The House of Representatives voted to impeach President Donald Trump for a second time on Wednesday in a bipartisan effort that charged him with “incitement of insurrection” for the pro-Trump riots that seized the U.S. Capitol last week.
The chamber’s vote included all 222 Democrats, as well as ten members of the GOP, which “constituted the largest group to ever vote to impeach a president from their own party.” Rep. Liz Cheney (Wyo.), the No. 3 Republican in the House, led the GOP effort to impeach Trump, and was joined by several other colleagues including Republican Reps. John Katko (N.Y.), Adam Kinzinger (Ill.), Fred Upton (Mich.) and Jaime Herrera Beutler (Wash.).
“The President of the United States summoned this mob, assembled the mob, and lit the flame of this attack. Everything that followed was his doing. None of this would have happened without the President. The President could have immediately and forcefully intervened to stop the violence. He did not. There has never been a greater betrayal by a President of the United States of his office and his oath to the Constitution. I will vote to impeach the President,” Cheney said in a statement on Tuesday prior to the House vote.
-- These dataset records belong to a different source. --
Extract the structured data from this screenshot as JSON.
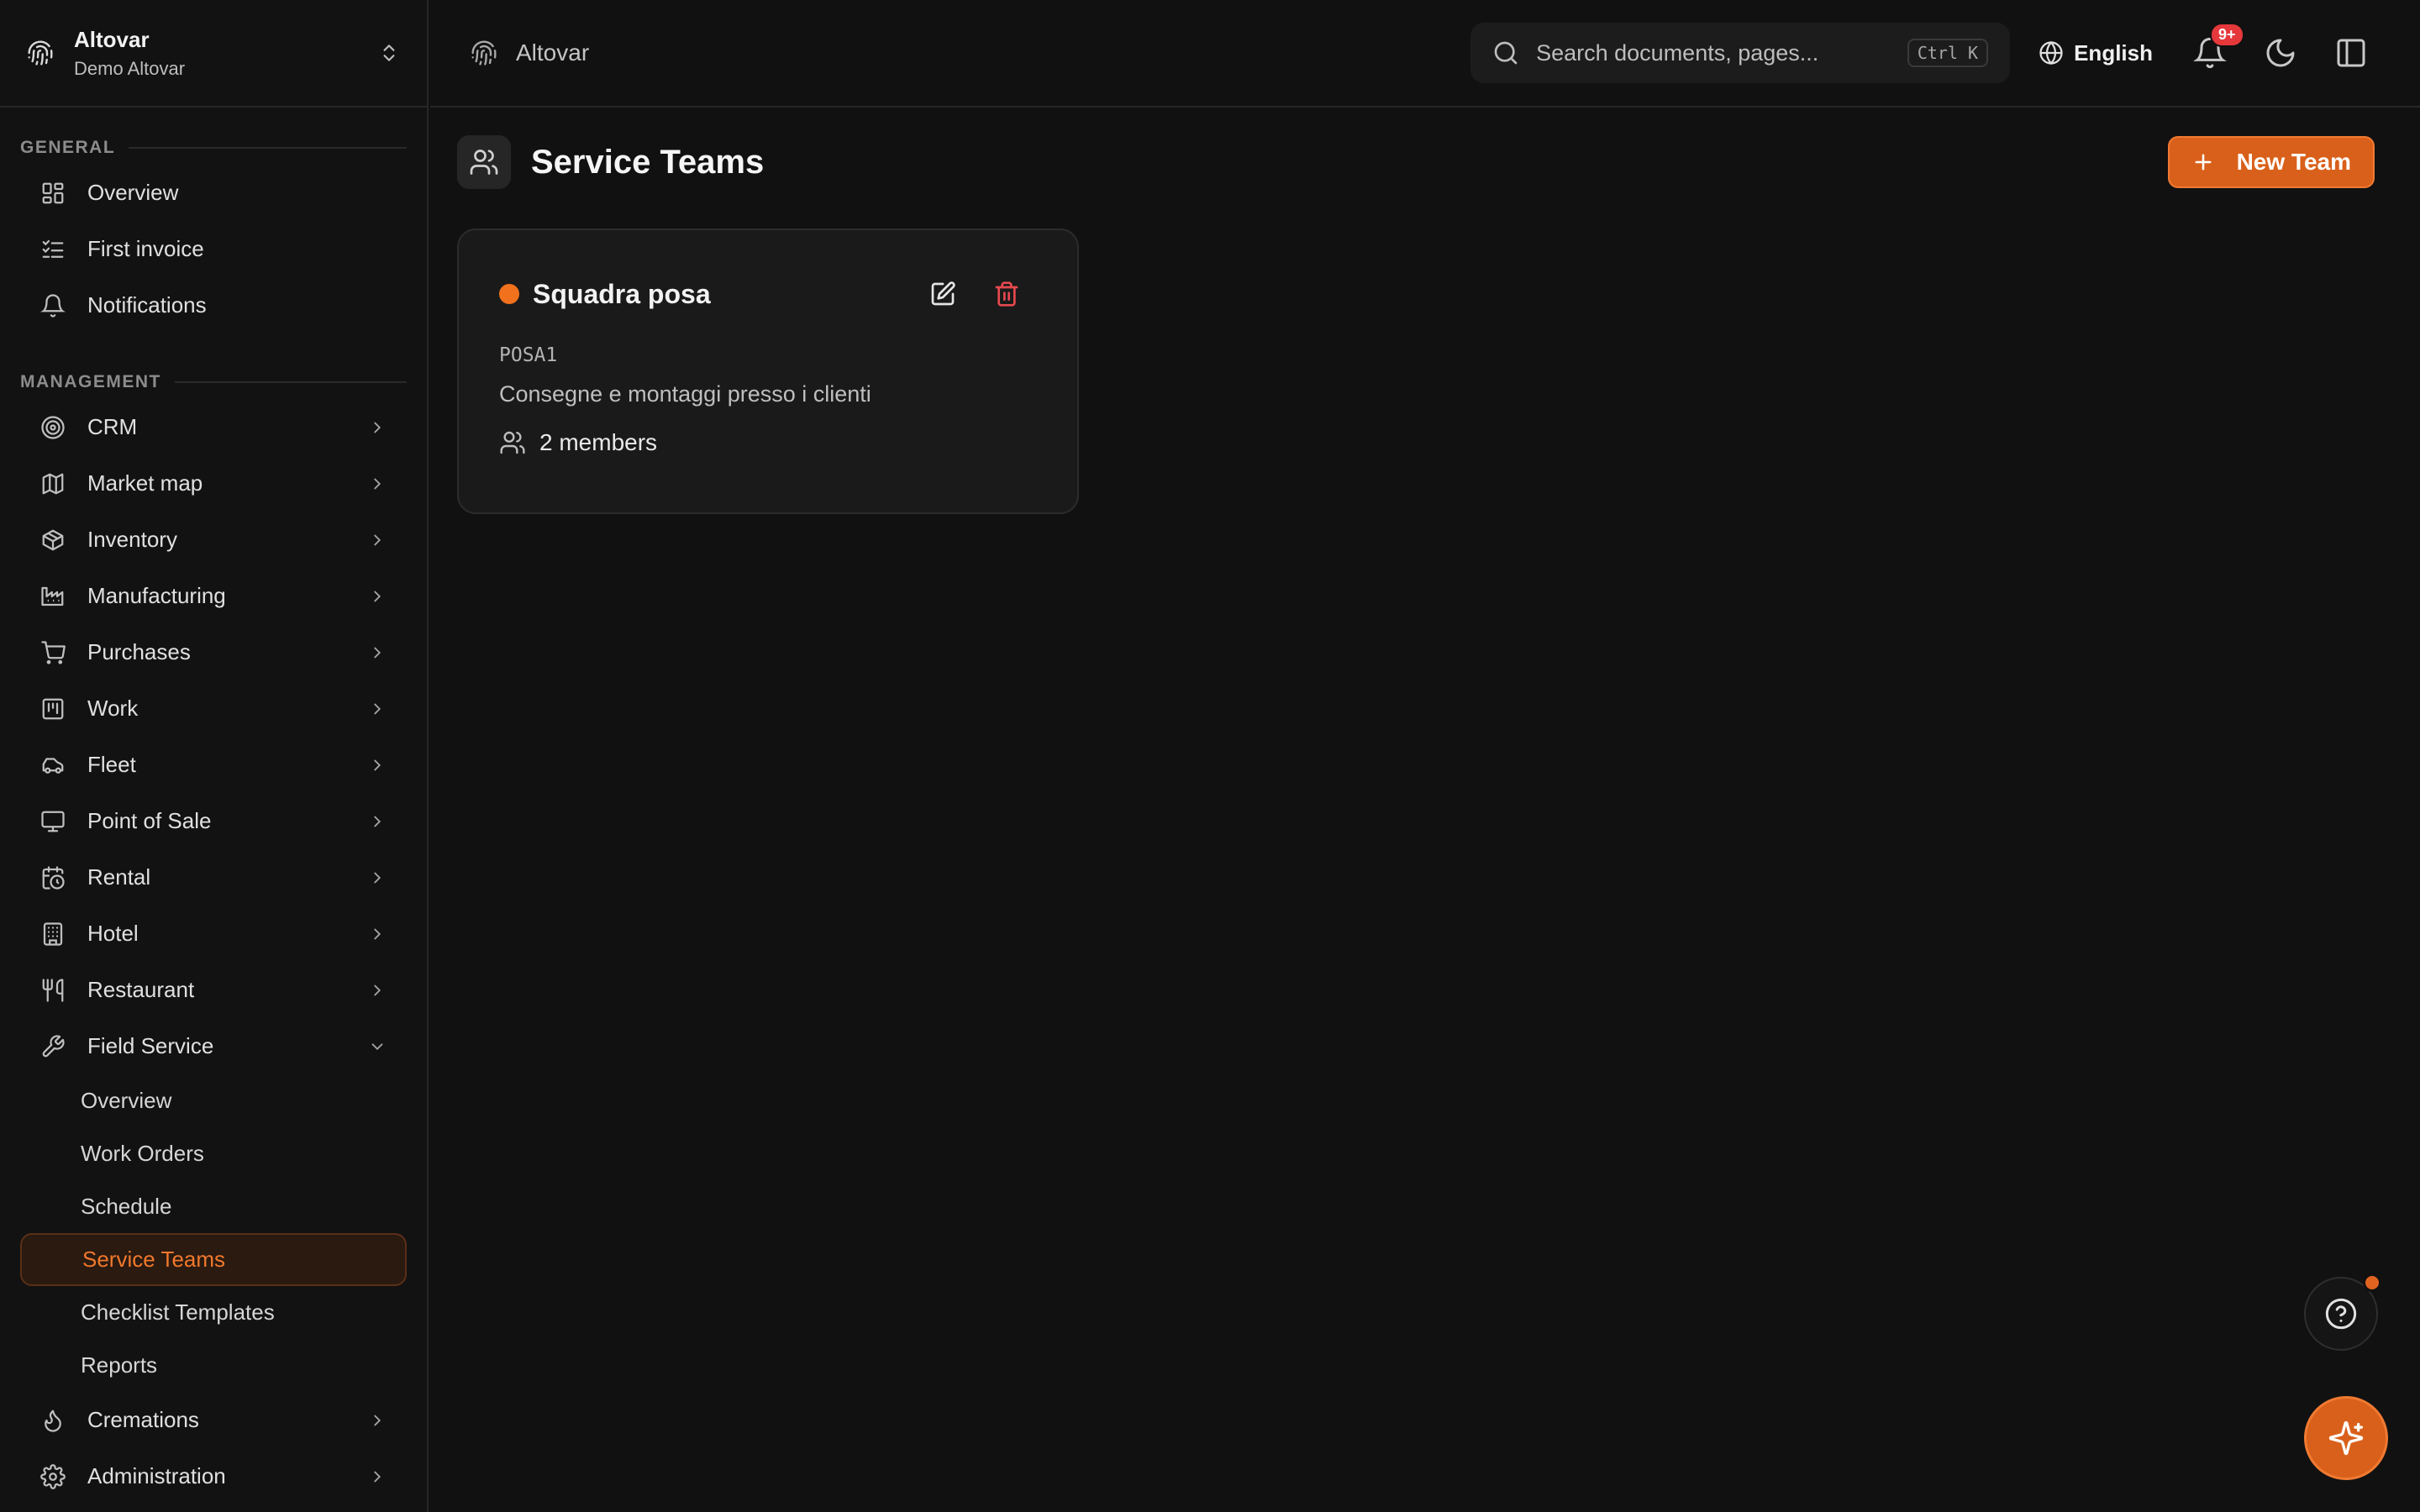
{
  "org": {
    "name": "Altovar",
    "subtitle": "Demo Altovar"
  },
  "sidebar": {
    "general_label": "GENERAL",
    "management_label": "MANAGEMENT",
    "general": [
      {
        "label": "Overview",
        "icon": "dashboard-icon"
      },
      {
        "label": "First invoice",
        "icon": "checklist-icon"
      },
      {
        "label": "Notifications",
        "icon": "bell-icon"
      }
    ],
    "management": [
      {
        "label": "CRM",
        "icon": "target-icon"
      },
      {
        "label": "Market map",
        "icon": "map-icon"
      },
      {
        "label": "Inventory",
        "icon": "package-icon"
      },
      {
        "label": "Manufacturing",
        "icon": "factory-icon"
      },
      {
        "label": "Purchases",
        "icon": "cart-icon"
      },
      {
        "label": "Work",
        "icon": "kanban-icon"
      },
      {
        "label": "Fleet",
        "icon": "car-icon"
      },
      {
        "label": "Point of Sale",
        "icon": "monitor-icon"
      },
      {
        "label": "Rental",
        "icon": "calendar-clock-icon"
      },
      {
        "label": "Hotel",
        "icon": "building-icon"
      },
      {
        "label": "Restaurant",
        "icon": "utensils-icon"
      },
      {
        "label": "Field Service",
        "icon": "wrench-icon"
      }
    ],
    "field_service_sub": [
      "Overview",
      "Work Orders",
      "Schedule",
      "Service Teams",
      "Checklist Templates",
      "Reports"
    ],
    "after": [
      {
        "label": "Cremations",
        "icon": "flame-icon"
      },
      {
        "label": "Administration",
        "icon": "gear-icon"
      }
    ]
  },
  "topbar": {
    "breadcrumb": "Altovar",
    "search_placeholder": "Search documents, pages...",
    "shortcut": "Ctrl K",
    "language": "English",
    "notification_badge": "9+"
  },
  "page": {
    "title": "Service Teams",
    "new_button": "New Team"
  },
  "teams": [
    {
      "name": "Squadra posa",
      "code": "POSA1",
      "description": "Consegne e montaggi presso i clienti",
      "members": "2 members",
      "color": "#f2711c"
    }
  ],
  "colors": {
    "accent": "#d9601a",
    "danger": "#e5484d",
    "background": "#111111"
  }
}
But Cheney’s decision has received backlash from conservatives, with the president’s allies moving forward to swiftly kick her from her leadership post.
Members of the Freedom Caucus began creating a petition Wednesday to force a special meeting to contest whether the group should vote on a resolution that would press the highest-ranking Republican woman in Congress to withdraw from her position, according to POLITICO. This effort included Rep. Jim Jordan (Ohio) affirming, “The conference ought to vote on that” at the Capitol on Wednesday, even though Cheney was unanimously voted into the top spot in November.
Cheney, however, sees the initiative differently.
“I’m not going anywhere. This is a vote of conscience,” she told POLITICO in the Capitol.
It’s not uncommon for Cheney to break ranks with Trump, as she’s collided with the president on a number of foreign policy issues and ways to mitigate the coronavirus. Cheney condemned Trump’s military removal from several theaters. She rejected the Republican push to overturn the 2020 election results that was based on false instances of voter fraud.
The Wyoming Representative is also an avid supporter of mask-wearing and social distancing measures and championed Dr. Anthony Fauci for his work during the pandemic.
But Cheney’s move to support impeaching Trump, according to experts, is unlikely to interfere with her political career in the safe Republican state.
“I don’t think Representative Cheney’s vote on impeachment will have a significant impact on her future in Wyoming politics,” Dr. James D. King, political science professor at the University of Wyoming, said. “President Trump is popular in Wyoming but the events of January 6 might trim his popularity a bit.”
King added that her voting record “conforms with majority opinion in Wyoming” and is similar to previous congressional leaders and members of the GOP who represented the state.
Speculation has murmured about the 2022 midterms and how Cheney’s vote will impact her reelection chances.
Michael Allen Gillespie, political science and philosophy professor at Duke University, said that her impeachment vote “was right and that that will either hurt or help her reelection depending on what happens in the next few weeks and months.”
“She may have considered this question but my sense is that she would have voted to impeach whether she thought it would help or hurt her chances,” Gillespie added.
If the GOP distances itself from the president, then Cheney could see herself rising in the ranks within the Republican Party and even become the House speaker if the chamber shifts red during next year’s election.
King noted, “A challenger might bring up the impeachment vote but it is rare that a single vote in Congress is detrimental to a member’s career.”
Prior to serving as a congresswoman, Cheney worked as a State Department official periodically and took a pause at the department in 2003 to work on her father’s reelection campaign for the George W. Bush-Dick Cheney ticket, participating in the “W Stands for Women” fight to encourage female voter turnout.
In 2008, she also joined Sen. Mitt Romney’s (R-Utah) presidential campaign as a senior foreign policy advisor.
Rachel Bucchino is a reporter at the National Interest. Her work has appeared in The Washington Post, U.S. News & World Report and The Hill.